La pensée de Catherine sur le purgatoire, pour laquelle elle est particulièrement connue, est condensée dans les deux dernières parties du livre cité au début : le Traité sur le purgatoire et le Dialogue entre l’âme et le corps. Il est important de noter que Catherine, dans son expérience mystique, n’a jamais de révélations spécifiques sur le purgatoire ou sur les âmes qui s’y purifient. Toutefois, dans les écrits inspirés par notre sainte, celui-ci est un élément central et la manière de le décrire possède des caractéristiques originales pour son époque. Le premier élément original concerne le « lieu » de la purification des âmes. A son époque, on le représentait principalement en utilisant des images liées à l’espace : on pensait à un certain espace, où se trouverait le purgatoire. Chez Catherine, en revanche, le purgatoire n’est pas présenté comme un élément du paysage des entrailles de la terre : c’est un feu non extérieur, mais intérieur. Tel est le purgatoire, un feu intérieur. La sainte parle du chemin de purification de l’âme vers la pleine communion avec Dieu, en partant de sa propre expérience de profonde douleur pour les péchés commis, face à l’amour infini de Dieu (cf. Vie admirable, 171v). Nous avons entendu parler du moment de la conversion, où Catherine ressent à l’improviste la bonté de Dieu, la distance infinie de sa propre vie de cette bonté e
t un feu brûlant à l’intérieur d’elle-même. Tel est le feu qui purifie, c’est le feu intérieur du purgatoire. Il y a là aussi un élément original par rapport à la pensée de son temps. En effet, elle ne part pas de l’au-delà pour raconter les tourments du purgatoire – comme c’était l’usage à l’époque et peut-être encore aujourd’hui – puis indiquer le chemin de la purification ou de la conversion, mais notre sainte part de la propre expérience intérieure de sa vie en chemin vers l’éternité. L’âme – dit Catherine – se présente à Dieu encore liée aux désirs et à la peine qui dérivent du péché, et cela l’empêche de jouir de la vision bienheureuse de Dieu. Catherine affirme que Dieu est si pur et si saint que l’âme avec les taches du péché ne peut se trouver en présence de la majesté divine (cf. Vie admirable, 177r). Et nous aussi nous sentons combien nous sommes distants, combien nous sommes emplis de tant de choses, qui ne nous laissent pas voir Dieu. L’âme est consciente de l’immense amour et de la parfaite justice de Dieu et, par conséquent, souffre de ne pas avoir répondu de manière correcte et parfaite à cet amour, et c’est précisément l’amour même pour Dieu qui devient flamme, l’amour lui-même la purifie de ses taches de péché.
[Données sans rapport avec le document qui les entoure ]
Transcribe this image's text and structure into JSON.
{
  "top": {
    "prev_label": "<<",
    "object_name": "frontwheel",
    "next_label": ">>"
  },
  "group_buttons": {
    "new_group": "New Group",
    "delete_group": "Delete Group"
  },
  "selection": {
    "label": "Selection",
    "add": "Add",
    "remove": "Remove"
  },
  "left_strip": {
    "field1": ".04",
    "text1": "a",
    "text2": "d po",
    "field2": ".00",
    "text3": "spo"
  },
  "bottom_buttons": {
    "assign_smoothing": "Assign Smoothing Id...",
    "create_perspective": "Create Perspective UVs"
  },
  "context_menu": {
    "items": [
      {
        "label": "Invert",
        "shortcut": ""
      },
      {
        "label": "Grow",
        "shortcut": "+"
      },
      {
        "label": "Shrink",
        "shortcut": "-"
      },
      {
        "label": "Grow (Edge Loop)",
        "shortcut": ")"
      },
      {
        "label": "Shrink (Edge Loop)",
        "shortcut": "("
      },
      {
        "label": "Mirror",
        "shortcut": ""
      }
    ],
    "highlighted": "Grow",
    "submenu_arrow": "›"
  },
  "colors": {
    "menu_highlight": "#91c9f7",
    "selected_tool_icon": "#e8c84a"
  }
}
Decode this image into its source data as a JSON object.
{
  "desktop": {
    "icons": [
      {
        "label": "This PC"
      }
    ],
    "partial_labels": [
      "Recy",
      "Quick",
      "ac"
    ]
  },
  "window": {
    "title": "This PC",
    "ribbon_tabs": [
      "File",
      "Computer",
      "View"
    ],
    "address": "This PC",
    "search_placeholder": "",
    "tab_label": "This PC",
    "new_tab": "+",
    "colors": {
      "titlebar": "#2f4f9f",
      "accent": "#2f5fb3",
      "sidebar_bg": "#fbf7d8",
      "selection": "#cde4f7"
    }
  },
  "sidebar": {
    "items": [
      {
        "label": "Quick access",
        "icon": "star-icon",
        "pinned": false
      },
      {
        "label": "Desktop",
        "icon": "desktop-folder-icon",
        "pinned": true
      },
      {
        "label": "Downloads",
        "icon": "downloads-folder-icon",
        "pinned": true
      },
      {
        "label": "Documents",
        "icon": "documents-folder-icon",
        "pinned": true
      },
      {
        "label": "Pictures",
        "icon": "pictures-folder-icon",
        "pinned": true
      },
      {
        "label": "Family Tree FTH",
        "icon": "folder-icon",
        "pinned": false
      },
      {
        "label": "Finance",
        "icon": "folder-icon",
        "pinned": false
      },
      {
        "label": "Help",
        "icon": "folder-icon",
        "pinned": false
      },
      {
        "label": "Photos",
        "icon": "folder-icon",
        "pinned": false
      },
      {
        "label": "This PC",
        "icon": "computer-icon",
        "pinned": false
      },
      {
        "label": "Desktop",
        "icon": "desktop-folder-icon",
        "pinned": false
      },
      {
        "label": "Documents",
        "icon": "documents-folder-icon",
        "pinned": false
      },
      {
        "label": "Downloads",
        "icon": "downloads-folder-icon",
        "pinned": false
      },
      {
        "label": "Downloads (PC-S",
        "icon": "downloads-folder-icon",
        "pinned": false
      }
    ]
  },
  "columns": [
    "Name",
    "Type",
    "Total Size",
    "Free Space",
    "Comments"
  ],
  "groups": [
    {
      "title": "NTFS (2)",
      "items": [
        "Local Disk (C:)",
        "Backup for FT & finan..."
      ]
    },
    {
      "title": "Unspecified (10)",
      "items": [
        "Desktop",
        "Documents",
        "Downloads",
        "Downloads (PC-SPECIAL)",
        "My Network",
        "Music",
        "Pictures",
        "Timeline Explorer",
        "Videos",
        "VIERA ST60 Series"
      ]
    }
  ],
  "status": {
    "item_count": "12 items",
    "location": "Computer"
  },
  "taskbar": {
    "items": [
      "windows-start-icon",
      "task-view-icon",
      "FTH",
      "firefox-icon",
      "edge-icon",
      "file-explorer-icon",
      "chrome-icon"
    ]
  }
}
On perçoit chez Catherine la présence de sources théologiques et mystiques auxquelles il était normal de puiser à son époque. On trouve en particulier une image typique de Denys l’Aréopagite, soit celle du fil d’or qui relie le cœur humain à Dieu lui-même. Quand Dieu a purifié l’homme, il le lie avec un très fin fil d’or qui est son amour, et il l’attire à lui avec une affection si forte, que l’homme est comme « dépassé et vaincu et tout hors de lui ». Ainsi le cœur de l’homme est-il envahi par l’amour de Dieu qui devient le seul guide, le seul moteur de son existence (cf. Vie admirable, 246rv). Cette situation d’élévation vers Dieu et d’abandon à sa volonté, exprimée dans l’image du fil, est utilisée par Catherine pour exprimer l’action de la lumière divine sur les âmes du purgatoire, lumière qui les purifie et les élève vers les splendeurs des rayons fulgurants de Dieu (cf. Vie admirable, 179r).
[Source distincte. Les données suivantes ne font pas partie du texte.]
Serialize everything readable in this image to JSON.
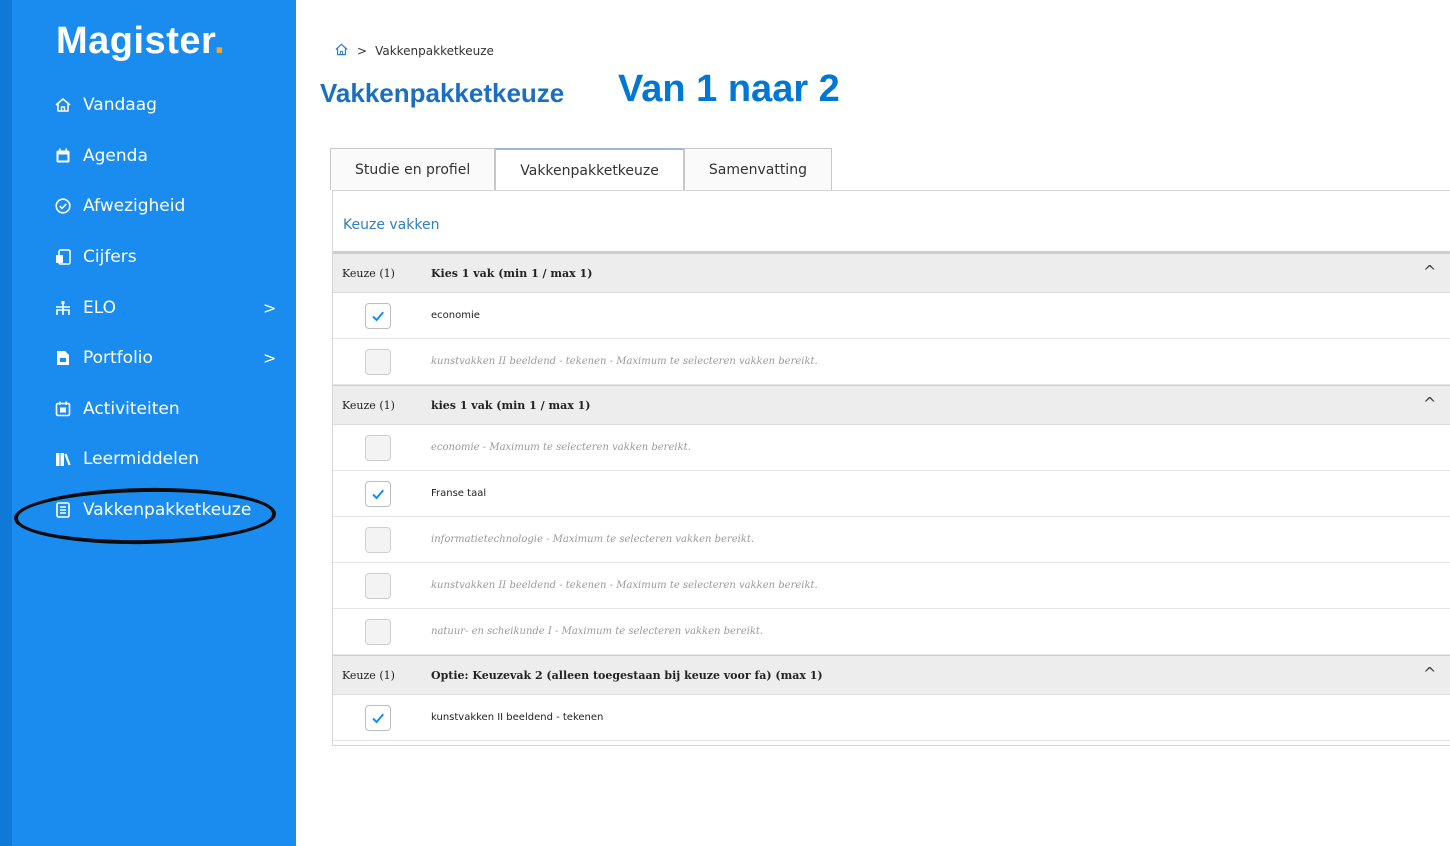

Chers amis, les saints, dans leur expérience d’union avec Dieu, atteignent un « savoir » si profond des mystères divins, étant imprégnés de leur amour et de leur connaissance, qu’ils sont une aide pour les théologiens eux-mêmes dans leur travail d’étude, d’intelligentia fidei, d’intelligentia des mystères de la foi, d’approfondissement réel des mystères, par exemple de ce qu’est le purgatoire.
Par sa vie, sainte Catherine nous enseigne que plus nous aimons Dieu et nous entrons en intimité avec Lui dans la prière, plus il se fait connaître et embrase notre cœur de son amour. En écrivant sur le purgatoire, la sainte nous rappelle une vérité fondamentale de la foi qui devient pour nous une invitation à prier pour les défunts afin qu’ils puissent parvenir à la vision bienheureuse de Dieu dans la communion des saints (cf. Catéchisme de l’Eglise catholique, n. 1032). Le service humble, fidèle et généreux, que la sainte prêta pendant toute sa vie dans l’hôpital de Pammatone est, par ailleurs, un lumineux exemple de charité pour tous et un encouragement en particulier pour les femmes qui apportent une contribution fondamentale à la société et à l’Eglise à travers leur œuvre précieuse, enrichie par leur sensibilité et par l’attention à l’égard des plus pauvres et des plus nécessiteux. Merci.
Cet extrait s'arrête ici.